Je crois beaucoup à la symbolique empruntée par Ellroy. Bucky avait une vie peinarde. Survient ce meurtre. Il se trouve confronté à ses propres manques, mais aussi à ceux d'autres que lui. Et enfin, quand il a tout fait, quand il est allé au bout de lui même parce qu'il le fallait ... la vie reprend son court ... différemment cependant.
Après l'affrontement, on a souvent l'impression que la vie va de soi ... alors que la vie ne nous offre que ce dont nous sommes près à affronter.
Je rappelle que James Ellroy s'est inspiré du meurtre d'Elisabeth Short, et il est bon de rappeler que le meurtre de sa propre mère (de Ellroy) est irrésolu à ce jour.
Citations au hasard :
- L'ensemble avait le parfum des choses qui ne sont pas à leur place.
- Kay était nue, debout sous la douche. Son expression se figea dans l'absence, même au croisement de nos regards. J'absorbai tout de son corps, des seins tachés de rousseur et aux pointes sombres, aux hanches larges et au ventre plat, avant qu'elle ne fît volte-face. Je vis alors d'anciennes cicatrices de coups de couteau qui lui couvraient le dos, se croisant des cuisses aux reins. J'étouffai mes tremblements et m'éloignai, regrettant qu'elle se fût dévoilée à moi le jour où j'avais tué deux hommes.
- Oui. Elle (Betty Short) était gentille et elle vous faisait confiance, elle n'étais pas trs maligne, mais ... elle était inspirée. Elle avait ce don étrange, si c'est comme ça qu'il faut l'appeler. Elle aurait fait n'importe quoi pour être aimée, et elle prennait en quelque sorte les manières de ceux avec qui elle était.

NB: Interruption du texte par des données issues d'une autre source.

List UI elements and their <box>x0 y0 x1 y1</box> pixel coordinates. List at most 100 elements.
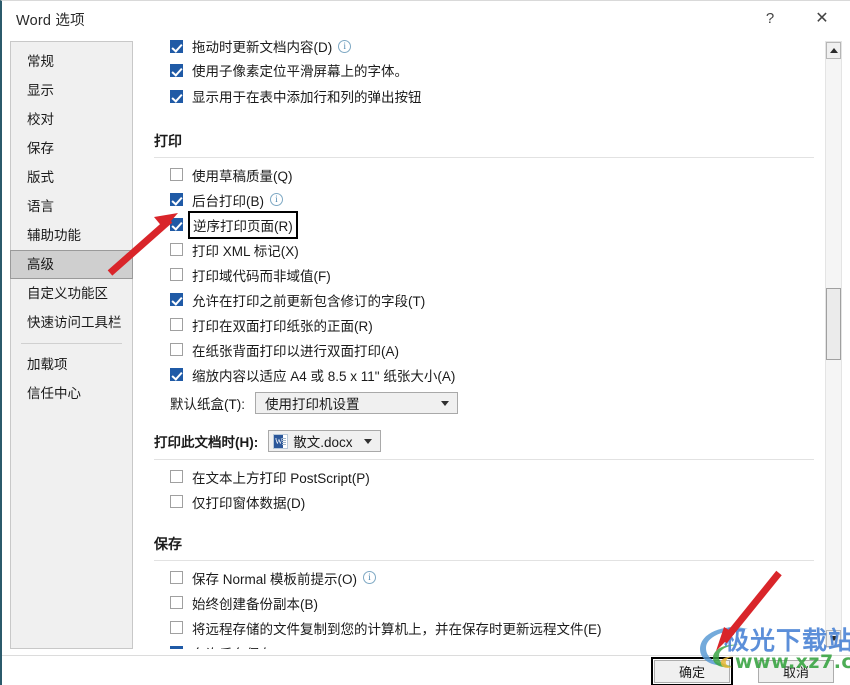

Tout le monde fume ici,e t Betty a commencé a fumer pour faire partie du groupe, même si c'était mauvais pour son asthme et si elle détestait la cigarette. Le plus drôle, c'est qu'elle essayait de marcher comme vous, de parler comme vous, mais tout en le faisant, elle restait elle-même. C'était toujours Betty ou Beth ou un autre surnom suivant l'inspiration du moment.